On-Device Soft Sensors: Real-Time Fluid Flow Estimation from Level Sensor Data
Tianheng Ling, Chao Qian, Gregor Schiele
TL;DR
Cloud-based soft sensors face latency and data-security challenges in real-time IoT contexts. The paper proposes an on-device soft-sensor framework by integrating a low-power MCU with an embedded FPGA (Elastic Node) to perform DL inference locally, with training on the cloud and deployment via TensorFlow Lite for MCU or ElasticAI.Creator for FPGA. Results show FPGA-based soft sensors achieving inference times in the range $1.04$ to $12.04\,\mu s$ and lower power than MCU, enabling real-time operation at 10 kHz, while MCU baselines are slower and more power-hungry; quantization-aware strategies significantly affect FPGA performance.
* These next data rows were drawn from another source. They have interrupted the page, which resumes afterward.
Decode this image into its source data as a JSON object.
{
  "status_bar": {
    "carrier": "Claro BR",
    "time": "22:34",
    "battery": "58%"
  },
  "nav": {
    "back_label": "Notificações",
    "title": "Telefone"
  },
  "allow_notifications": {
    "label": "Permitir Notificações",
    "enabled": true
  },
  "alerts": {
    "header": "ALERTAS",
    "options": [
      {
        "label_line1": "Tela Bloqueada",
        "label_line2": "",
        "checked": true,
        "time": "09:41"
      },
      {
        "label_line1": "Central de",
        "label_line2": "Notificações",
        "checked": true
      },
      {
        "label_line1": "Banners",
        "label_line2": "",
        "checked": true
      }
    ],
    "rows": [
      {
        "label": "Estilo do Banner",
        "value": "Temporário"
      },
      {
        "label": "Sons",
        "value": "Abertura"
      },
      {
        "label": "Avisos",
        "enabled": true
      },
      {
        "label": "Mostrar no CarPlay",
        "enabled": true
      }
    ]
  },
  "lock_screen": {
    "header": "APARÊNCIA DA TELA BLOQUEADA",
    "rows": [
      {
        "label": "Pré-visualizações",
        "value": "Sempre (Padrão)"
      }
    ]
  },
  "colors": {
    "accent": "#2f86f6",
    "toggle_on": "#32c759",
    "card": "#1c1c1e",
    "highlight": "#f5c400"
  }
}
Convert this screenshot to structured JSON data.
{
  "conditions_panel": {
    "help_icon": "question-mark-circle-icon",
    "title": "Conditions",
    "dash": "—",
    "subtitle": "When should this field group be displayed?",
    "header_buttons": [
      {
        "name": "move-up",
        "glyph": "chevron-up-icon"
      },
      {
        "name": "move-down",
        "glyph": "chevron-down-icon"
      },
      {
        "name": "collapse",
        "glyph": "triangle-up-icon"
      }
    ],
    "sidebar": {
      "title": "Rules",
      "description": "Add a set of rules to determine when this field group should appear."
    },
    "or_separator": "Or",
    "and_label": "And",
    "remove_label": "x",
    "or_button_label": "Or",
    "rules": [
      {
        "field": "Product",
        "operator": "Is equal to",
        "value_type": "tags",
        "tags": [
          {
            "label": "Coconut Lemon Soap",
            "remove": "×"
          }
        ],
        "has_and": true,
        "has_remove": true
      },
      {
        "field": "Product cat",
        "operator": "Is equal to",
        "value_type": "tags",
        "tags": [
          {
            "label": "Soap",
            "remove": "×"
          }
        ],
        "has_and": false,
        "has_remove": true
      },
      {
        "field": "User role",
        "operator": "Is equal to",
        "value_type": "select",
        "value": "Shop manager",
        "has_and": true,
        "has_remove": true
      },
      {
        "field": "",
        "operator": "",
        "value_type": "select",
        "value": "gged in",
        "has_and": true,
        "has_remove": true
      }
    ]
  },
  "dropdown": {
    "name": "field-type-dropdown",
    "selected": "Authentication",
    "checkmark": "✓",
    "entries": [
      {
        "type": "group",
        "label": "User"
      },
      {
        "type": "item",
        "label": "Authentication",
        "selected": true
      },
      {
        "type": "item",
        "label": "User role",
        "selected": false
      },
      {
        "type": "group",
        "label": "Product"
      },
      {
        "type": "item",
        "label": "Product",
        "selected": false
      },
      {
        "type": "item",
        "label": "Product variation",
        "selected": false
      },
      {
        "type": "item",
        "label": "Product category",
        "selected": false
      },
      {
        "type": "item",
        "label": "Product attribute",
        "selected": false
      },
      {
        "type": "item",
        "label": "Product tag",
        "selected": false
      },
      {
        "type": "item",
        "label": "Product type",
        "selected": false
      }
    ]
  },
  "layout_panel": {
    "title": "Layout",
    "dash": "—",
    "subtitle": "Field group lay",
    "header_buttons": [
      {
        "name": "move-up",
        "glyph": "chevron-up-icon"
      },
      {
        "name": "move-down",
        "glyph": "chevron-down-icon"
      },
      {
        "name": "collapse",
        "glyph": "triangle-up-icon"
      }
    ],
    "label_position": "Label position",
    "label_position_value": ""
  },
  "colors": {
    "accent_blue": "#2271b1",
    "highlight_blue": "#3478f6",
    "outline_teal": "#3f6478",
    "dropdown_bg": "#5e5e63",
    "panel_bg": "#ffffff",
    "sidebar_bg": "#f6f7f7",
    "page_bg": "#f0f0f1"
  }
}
Overall, the work demonstrates a practical, secure, low-latency edge-AI path for soft-sensor tasks and informs hardware-software co-design choices for embedded real-time perception.
Abstract
Soft sensors are crucial in bridging autonomous systems' physical and digital realms, enhancing sensor fusion and perception. Instead of deploying soft sensors on the Cloud, this study shift towards employing on-device soft sensors, promising heightened efficiency and bolstering data security. Our approach substantially improves energy efficiency by deploying Artificial Intelligence (AI) directly on devices within a wireless sensor network. Furthermore, the synergistic integration of the Microcontroller Unit and Field-Programmable Gate Array (FPGA) leverages the rapid AI inference capabilities of the latter. Empirical evidence from our real-world use case demonstrates that FPGA-based soft sensors achieve inference times ranging remarkably from 1.04 to 12.04 microseconds. These compelling results highlight the considerable potential of our innovative approach for executing real-time inference tasks efficiently, thereby presenting a feasible alternative that effectively addresses the latency challenges intrinsic to Cloud-based deployments.